Abstract
System uncertainties often lead to deviation from the anticipated behaviour of acoustic metamaterials (AMs) and thus, make their intended design ineffective. Therefore, in this study, the effect of stochastic parameters on a recently developed phenomenon in AMs, known as active metadamping is quantified using machine learning (ML). The enhancement of damping in an active feedback-controlled metamaterial over an equivalent uncontrolled counterpart is defined as active metadamping. Metadamping enables a metamaterial to dissipate energy faster in addition to its inherent bandgap characteristics. The ML technique, Gaussian process is used as the surrogate model to capture the stochastic dynamics of the active AM. A trade-off in the spatial attenuation and temporal energy dissipation characteristics is observed while velocity-feedback control is applied within the resonating units of the metamaterial. The overall dissipation and the decay ratio increase around five times in the controlled case; whereas, the attenuation bandwidth reduces or even vanishes. Most importantly, the results elucidate that metadamping is robust to the uncertainty of the system parameters, unlike the energy and the decay amplitude for the controlled case.
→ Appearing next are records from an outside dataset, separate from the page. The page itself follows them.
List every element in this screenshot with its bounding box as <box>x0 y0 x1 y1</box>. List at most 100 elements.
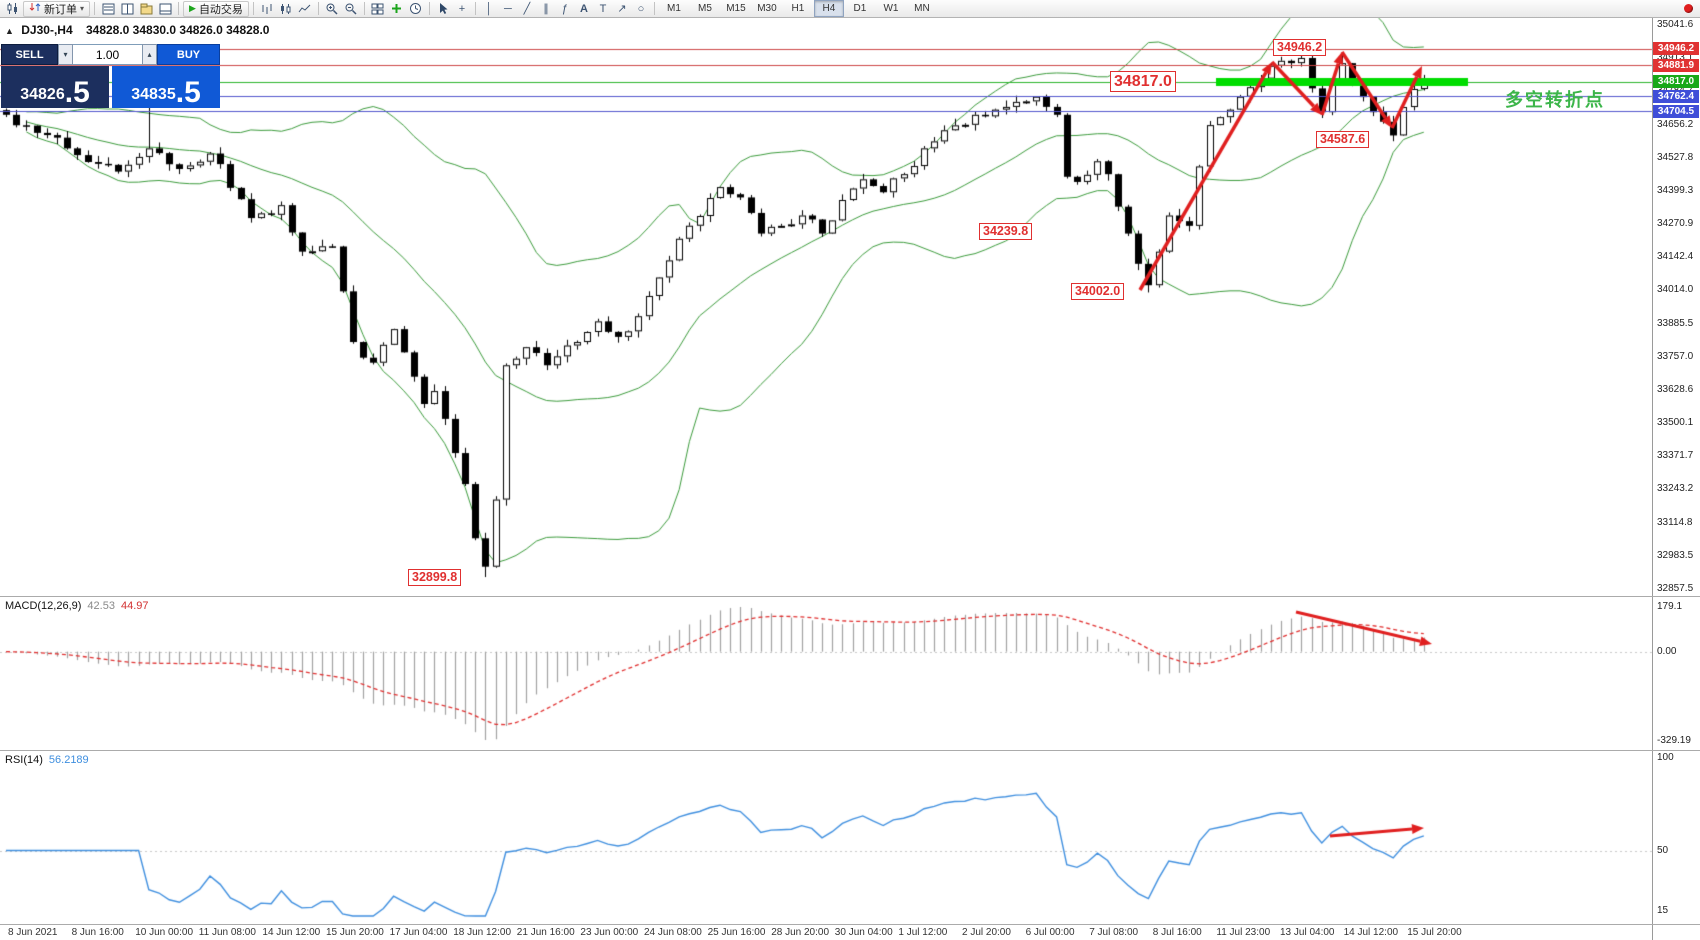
timeframe-button-h4[interactable]: H4 <box>813 0 844 17</box>
volume-input[interactable] <box>73 44 142 65</box>
tile-windows-icon[interactable] <box>369 1 387 16</box>
rsi-panel-separator[interactable] <box>0 750 1700 751</box>
equidistant-channel-icon[interactable]: ∥ <box>543 3 549 15</box>
cursor-icon[interactable] <box>434 1 452 16</box>
buy-price-button[interactable]: 34835.5 <box>112 66 220 108</box>
horizontal-line-icon[interactable]: ─ <box>504 2 512 15</box>
toolbar-separator <box>363 2 365 15</box>
autotrading-button[interactable]: ▶ 自动交易 <box>183 0 249 17</box>
play-icon: ▶ <box>189 3 196 13</box>
timeframe-button-m1[interactable]: M1 <box>666 3 681 14</box>
price-axis-tick: 33628.6 <box>1657 383 1694 395</box>
timeframe-toolbar: M1 M5 M15 M30 H1 H4 D1 W1 MN <box>659 0 937 17</box>
fibonacci-icon[interactable]: ƒ <box>561 2 568 15</box>
price-annotation-label[interactable]: 34002.0 <box>1071 283 1125 300</box>
timeframe-button-d1[interactable]: D1 <box>853 3 867 14</box>
buy-button[interactable]: BUY <box>157 44 220 65</box>
autotrading-label: 自动交易 <box>198 3 243 16</box>
timeframe-button-m5[interactable]: M5 <box>697 3 712 14</box>
price-level-tag: 34817.0 <box>1653 75 1699 89</box>
price-level-tag: 34881.9 <box>1653 58 1699 72</box>
time-axis-label: 14 Jul 12:00 <box>1343 927 1399 938</box>
price-level-tag: 34946.2 <box>1653 42 1699 56</box>
data-window-icon[interactable] <box>118 1 136 16</box>
rsi-axis-label: 100 <box>1657 752 1674 763</box>
time-axis-label: 8 Jul 16:00 <box>1152 927 1202 938</box>
candlestick-chart-icon[interactable] <box>277 1 295 16</box>
zoom-in-icon[interactable] <box>323 1 341 16</box>
price-axis-tick: 32857.5 <box>1657 583 1694 594</box>
toolbar-separator <box>428 2 430 15</box>
toolbar-separator <box>653 2 655 15</box>
timeframe-button-m30[interactable]: M30 <box>757 3 777 14</box>
time-axis-label: 2 Jul 20:00 <box>962 927 1011 938</box>
time-axis-label: 1 Jul 12:00 <box>898 927 948 938</box>
new-order-button[interactable]: 新订单 ▾ <box>23 0 91 17</box>
time-axis-separator <box>0 924 1700 925</box>
timeframe-button-w1[interactable]: W1 <box>883 3 899 14</box>
time-axis-label: 15 Jul 20:00 <box>1407 927 1462 938</box>
macd-signal-value: 44.97 <box>120 600 149 612</box>
price-axis-tick: 33757.0 <box>1657 350 1694 362</box>
price-axis-tick: 32983.5 <box>1657 550 1694 562</box>
trade-panel-toggle-icon[interactable]: ▲ <box>5 26 14 36</box>
sell-button[interactable]: SELL <box>1 44 58 65</box>
volume-increase-button[interactable]: ▴ <box>142 44 157 65</box>
sell-price-button[interactable]: 34826.5 <box>1 66 109 108</box>
zoom-out-icon[interactable] <box>342 1 360 16</box>
macd-axis-label: -329.19 <box>1657 735 1691 746</box>
chevron-down-icon: ▾ <box>80 4 85 13</box>
rsi-value: 56.2189 <box>48 754 89 766</box>
toolbar-separator <box>178 2 180 15</box>
timeframe-button-m15[interactable]: M15 <box>726 3 746 14</box>
new-order-label: 新订单 <box>44 3 77 16</box>
bar-chart-icon[interactable] <box>258 1 276 16</box>
toolbar-separator <box>94 2 96 15</box>
time-axis-label: 23 Jun 00:00 <box>580 927 639 938</box>
sell-price-main: 34826 <box>20 86 65 103</box>
volume-decrease-button[interactable]: ▾ <box>58 44 73 65</box>
time-axis-label: 17 Jun 04:00 <box>389 927 448 938</box>
new-chart-icon[interactable] <box>4 1 22 16</box>
price-axis-separator <box>1652 18 1653 940</box>
cn-annotation-text[interactable]: 多空转折点 <box>1505 90 1605 110</box>
crosshair-icon[interactable]: + <box>458 2 466 15</box>
text-icon[interactable]: A <box>579 2 588 15</box>
text-label-icon[interactable]: T <box>599 2 607 15</box>
price-axis-tick: 33243.2 <box>1657 483 1694 495</box>
period-icon[interactable] <box>407 1 425 16</box>
price-annotation-label[interactable]: 34239.8 <box>979 223 1033 240</box>
navigator-icon[interactable] <box>137 1 155 16</box>
macd-panel-separator[interactable] <box>0 596 1700 597</box>
macd-axis-label: 179.1 <box>1657 601 1683 612</box>
timeframe-button-h1[interactable]: H1 <box>791 3 805 14</box>
line-chart-icon[interactable] <box>296 1 314 16</box>
price-axis-tick: 34913.1 <box>1657 52 1694 64</box>
terminal-icon[interactable] <box>156 1 174 16</box>
indicators-icon[interactable] <box>388 1 406 16</box>
arrows-tool-icon[interactable]: ↗ <box>617 3 627 15</box>
price-annotation-label[interactable]: 34587.6 <box>1316 131 1370 148</box>
price-axis-tick: 33114.8 <box>1657 516 1693 528</box>
timeframe-button-mn[interactable]: MN <box>914 3 930 14</box>
time-axis-label: 11 Jun 08:00 <box>198 927 256 938</box>
one-click-trading-panel: SELL ▾ ▴ BUY 34826.5 34835.5 <box>1 44 220 108</box>
price-level-tag: 34704.5 <box>1653 104 1699 118</box>
vertical-line-icon[interactable]: │ <box>485 2 493 15</box>
time-axis-label: 15 Jun 20:00 <box>326 927 384 938</box>
price-annotation-label[interactable]: 34946.2 <box>1273 39 1327 56</box>
price-annotation-label[interactable]: 32899.8 <box>408 569 462 586</box>
price-axis-tick: 33500.1 <box>1657 417 1694 429</box>
trendline-icon[interactable]: ╱ <box>523 3 531 15</box>
price-axis-tick: 34142.4 <box>1657 251 1694 263</box>
shapes-tool-icon[interactable]: ○ <box>637 2 645 15</box>
market-watch-icon[interactable] <box>99 1 117 16</box>
connection-status-icon <box>1684 4 1693 13</box>
price-annotation-label[interactable]: 34817.0 <box>1110 71 1176 92</box>
time-axis-label: 30 Jun 04:00 <box>834 927 893 938</box>
price-axis-tick: 34527.8 <box>1657 151 1694 163</box>
toolbar-separator <box>252 2 254 15</box>
time-axis-label: 8 Jun 2021 <box>8 927 58 938</box>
Additionally, Gaussian process is able to capture the behaviour of active AMs by using only 1% computational cost as compared to that of the Monte Carlo simulations.
•Uncertainty in the metadamping is investigated for the first time.•Gaussian Process can capture the stochastic response by using 1% cost compared to MCS.•Metadamping is relatively robust compared to normalized energy and the decay amplitude.